Já Cecília Meireles, ao se referir especificamente à obra Canto, de Ibáñez, no texto "Por canto", publicado inicialmente no jornal A Manhã em 20 de setembro de 1944, escrito no mesmo ano de sua viagem a Montevidéu, e posteriormente reunido em um Caderno de literatura em homenagem à poetisa uruguaia, comenta alguns aspectos recorrentes em sua poética:
essa estranha mulher tão sensível e dolorosa, nutre suas visões e seus presságios de imagens líricas poderosas e raras. Seus sonetos e suas liras são peças, ao mesmo tempo, de grande intensidade poética e admirável perfeição – formal. [...] tem um jeito de olhar para o mundo até o fundo, até o fim e o que recolhe nos seus olhos é de uma tristeza grande e inconsolável. (Meireles, 1971, p.21-2)
Tais observações serão retomadas em "Expressão feminina da poesia na América". Nessa conferência será destacada a ausência de transbordamento emocional na produção de Ibáñez, bem como na de Clara Silva:
Cultas e finas, seu empenho é sugerir, sem dizer. Mas de tal maneira se vai tornando a sugestão difícil, – retirados todos os pontos de apoio na estrutura verbal, e traduzidos os vocábulos uns pelos outros, oculto o fio da lógica – que embora se possa admirar frequentemente o engenho técnico de ambas, muitas vezes a comunicação deixa de existir entre o livro e o leitor. (Meireles, 1959, p.95-6)

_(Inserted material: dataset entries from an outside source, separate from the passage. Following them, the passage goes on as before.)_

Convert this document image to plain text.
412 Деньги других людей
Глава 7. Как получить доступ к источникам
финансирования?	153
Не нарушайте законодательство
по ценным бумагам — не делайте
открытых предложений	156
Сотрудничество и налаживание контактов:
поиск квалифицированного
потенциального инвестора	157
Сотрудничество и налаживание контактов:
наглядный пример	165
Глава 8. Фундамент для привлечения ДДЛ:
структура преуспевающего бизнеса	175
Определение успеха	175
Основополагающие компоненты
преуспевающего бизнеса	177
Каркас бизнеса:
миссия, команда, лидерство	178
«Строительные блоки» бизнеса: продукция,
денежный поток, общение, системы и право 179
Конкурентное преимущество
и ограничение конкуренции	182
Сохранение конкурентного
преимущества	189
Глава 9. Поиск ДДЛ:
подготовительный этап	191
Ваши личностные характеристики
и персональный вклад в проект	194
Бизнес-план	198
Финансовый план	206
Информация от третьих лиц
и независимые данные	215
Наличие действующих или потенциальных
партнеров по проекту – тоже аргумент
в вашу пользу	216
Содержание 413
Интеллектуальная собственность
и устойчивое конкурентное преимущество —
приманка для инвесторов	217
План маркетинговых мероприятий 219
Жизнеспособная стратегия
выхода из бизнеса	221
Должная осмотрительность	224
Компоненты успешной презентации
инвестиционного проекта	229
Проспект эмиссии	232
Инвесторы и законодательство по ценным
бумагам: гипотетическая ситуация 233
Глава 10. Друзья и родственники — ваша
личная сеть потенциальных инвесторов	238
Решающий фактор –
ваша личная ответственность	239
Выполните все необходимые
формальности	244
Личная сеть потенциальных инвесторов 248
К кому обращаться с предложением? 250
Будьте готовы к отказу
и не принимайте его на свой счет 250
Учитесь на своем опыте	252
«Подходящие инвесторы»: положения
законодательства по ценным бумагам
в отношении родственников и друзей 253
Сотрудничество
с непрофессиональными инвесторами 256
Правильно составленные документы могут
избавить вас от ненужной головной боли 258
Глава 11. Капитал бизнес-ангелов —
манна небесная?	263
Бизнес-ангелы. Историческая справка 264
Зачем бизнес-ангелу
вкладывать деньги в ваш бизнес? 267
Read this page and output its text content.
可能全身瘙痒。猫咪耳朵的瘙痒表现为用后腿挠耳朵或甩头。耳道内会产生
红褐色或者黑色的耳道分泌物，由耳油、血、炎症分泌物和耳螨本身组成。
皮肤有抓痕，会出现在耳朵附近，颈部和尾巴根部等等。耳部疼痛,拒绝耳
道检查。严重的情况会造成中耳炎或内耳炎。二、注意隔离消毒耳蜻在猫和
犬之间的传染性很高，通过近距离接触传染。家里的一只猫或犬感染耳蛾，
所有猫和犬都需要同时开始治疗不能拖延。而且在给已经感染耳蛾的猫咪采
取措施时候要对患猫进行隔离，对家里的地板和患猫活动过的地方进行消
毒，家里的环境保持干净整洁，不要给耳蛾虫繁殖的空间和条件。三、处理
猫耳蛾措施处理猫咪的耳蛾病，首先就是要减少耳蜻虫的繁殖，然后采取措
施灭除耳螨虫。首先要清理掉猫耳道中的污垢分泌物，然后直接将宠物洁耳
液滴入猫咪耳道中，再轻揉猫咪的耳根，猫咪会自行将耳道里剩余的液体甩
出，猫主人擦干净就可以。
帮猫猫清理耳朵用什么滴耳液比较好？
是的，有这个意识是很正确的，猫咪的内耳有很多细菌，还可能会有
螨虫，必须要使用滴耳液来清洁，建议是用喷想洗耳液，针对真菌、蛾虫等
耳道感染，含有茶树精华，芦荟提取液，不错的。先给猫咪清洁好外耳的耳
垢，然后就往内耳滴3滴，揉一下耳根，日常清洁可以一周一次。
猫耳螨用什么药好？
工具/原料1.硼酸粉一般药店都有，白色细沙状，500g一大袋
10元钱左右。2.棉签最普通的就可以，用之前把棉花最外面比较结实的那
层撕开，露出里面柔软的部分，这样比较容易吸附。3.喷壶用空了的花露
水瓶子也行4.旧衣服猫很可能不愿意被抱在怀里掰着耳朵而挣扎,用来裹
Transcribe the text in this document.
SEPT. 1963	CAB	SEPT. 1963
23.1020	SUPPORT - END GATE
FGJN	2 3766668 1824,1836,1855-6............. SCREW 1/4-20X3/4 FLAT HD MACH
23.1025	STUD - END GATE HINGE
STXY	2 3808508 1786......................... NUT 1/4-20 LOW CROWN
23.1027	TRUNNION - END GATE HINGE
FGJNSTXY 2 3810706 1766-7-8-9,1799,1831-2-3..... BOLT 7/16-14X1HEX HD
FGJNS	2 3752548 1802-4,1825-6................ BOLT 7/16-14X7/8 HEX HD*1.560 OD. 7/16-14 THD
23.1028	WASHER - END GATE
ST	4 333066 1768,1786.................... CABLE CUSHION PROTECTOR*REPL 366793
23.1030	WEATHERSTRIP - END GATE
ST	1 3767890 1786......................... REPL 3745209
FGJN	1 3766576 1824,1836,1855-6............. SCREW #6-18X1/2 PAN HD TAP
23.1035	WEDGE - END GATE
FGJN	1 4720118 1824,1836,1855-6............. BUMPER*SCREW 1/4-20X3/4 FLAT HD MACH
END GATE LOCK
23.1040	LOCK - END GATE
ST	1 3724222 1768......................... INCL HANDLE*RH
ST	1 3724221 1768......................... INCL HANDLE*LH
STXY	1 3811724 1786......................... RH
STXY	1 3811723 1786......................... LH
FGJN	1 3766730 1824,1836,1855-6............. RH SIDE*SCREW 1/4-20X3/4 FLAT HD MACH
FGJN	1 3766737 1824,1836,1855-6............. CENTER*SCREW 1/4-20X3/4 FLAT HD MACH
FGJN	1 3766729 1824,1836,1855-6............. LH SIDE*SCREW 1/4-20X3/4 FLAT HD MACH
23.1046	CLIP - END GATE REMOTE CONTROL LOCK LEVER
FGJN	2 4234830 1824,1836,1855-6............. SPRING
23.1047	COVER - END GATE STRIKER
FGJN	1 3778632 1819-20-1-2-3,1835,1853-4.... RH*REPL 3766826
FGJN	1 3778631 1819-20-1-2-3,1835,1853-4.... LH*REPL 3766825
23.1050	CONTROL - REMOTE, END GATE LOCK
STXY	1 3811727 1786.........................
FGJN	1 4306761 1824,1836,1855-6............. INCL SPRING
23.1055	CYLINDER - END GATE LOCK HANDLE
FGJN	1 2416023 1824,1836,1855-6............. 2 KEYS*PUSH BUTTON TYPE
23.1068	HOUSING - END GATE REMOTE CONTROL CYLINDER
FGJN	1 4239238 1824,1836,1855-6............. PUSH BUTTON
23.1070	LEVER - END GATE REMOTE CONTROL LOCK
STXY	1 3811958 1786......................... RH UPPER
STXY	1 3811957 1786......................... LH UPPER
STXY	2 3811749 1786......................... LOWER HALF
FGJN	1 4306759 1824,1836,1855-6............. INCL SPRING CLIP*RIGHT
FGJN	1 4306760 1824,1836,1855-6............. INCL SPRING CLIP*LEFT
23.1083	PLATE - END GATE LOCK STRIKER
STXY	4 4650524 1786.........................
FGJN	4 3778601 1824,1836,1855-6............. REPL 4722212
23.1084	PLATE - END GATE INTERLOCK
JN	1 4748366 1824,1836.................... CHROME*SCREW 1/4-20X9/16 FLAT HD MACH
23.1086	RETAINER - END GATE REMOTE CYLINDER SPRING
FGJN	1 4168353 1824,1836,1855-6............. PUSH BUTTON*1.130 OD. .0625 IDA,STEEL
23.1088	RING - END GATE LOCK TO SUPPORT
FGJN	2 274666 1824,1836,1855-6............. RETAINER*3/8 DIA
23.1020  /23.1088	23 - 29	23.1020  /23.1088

Se, por um lado, aponta-se a escrita "culta e fina" das poetisas Clara Silva e Sara de Ibáñez, em contraposição, o trecho acima mostra também a ambiguidade que pode representar essa forma de "sugerir sem dizer". Tais considerações podem ser observadas no poema a seguir de Ibáñez que integra "Canciones" da obra Canto póstumo (1973). O mesmo traz anotada a data de 1954, provavelmente o ano em que foi escrito:
Sexta
Scherzando
SABÍA EL COLOR DEL FUEGO
y el sabor de mar sabía;
nadie como él lo sabía
con saber de mar y fuego.
Con tal sangre supo el fuego,
tal ciencia de mar sabía
que murió (se lo sabía)
de saberse el mar y el fuego.
1954
(Ibáñez, 1973, p.128)
O texto acima corresponde a um dos nove poemas que, assim como uma peça musical, compõem a grande melodia que representa "Canciones". Ibáñez, como Esther de Cáceres, apresenta em sua composição poética várias referências à música. A palavra scherzando, que significa "brincando", por exemplo, refere-se ao caráter expressivo pelo qual deve ser executada a canção. Essa maneira de conduzir a melodia como uma brincadeira, conforme sugere o movimento, é constatada no próprio conteúdo do poema, que joga com as palavras como uma espécie de trava-língua.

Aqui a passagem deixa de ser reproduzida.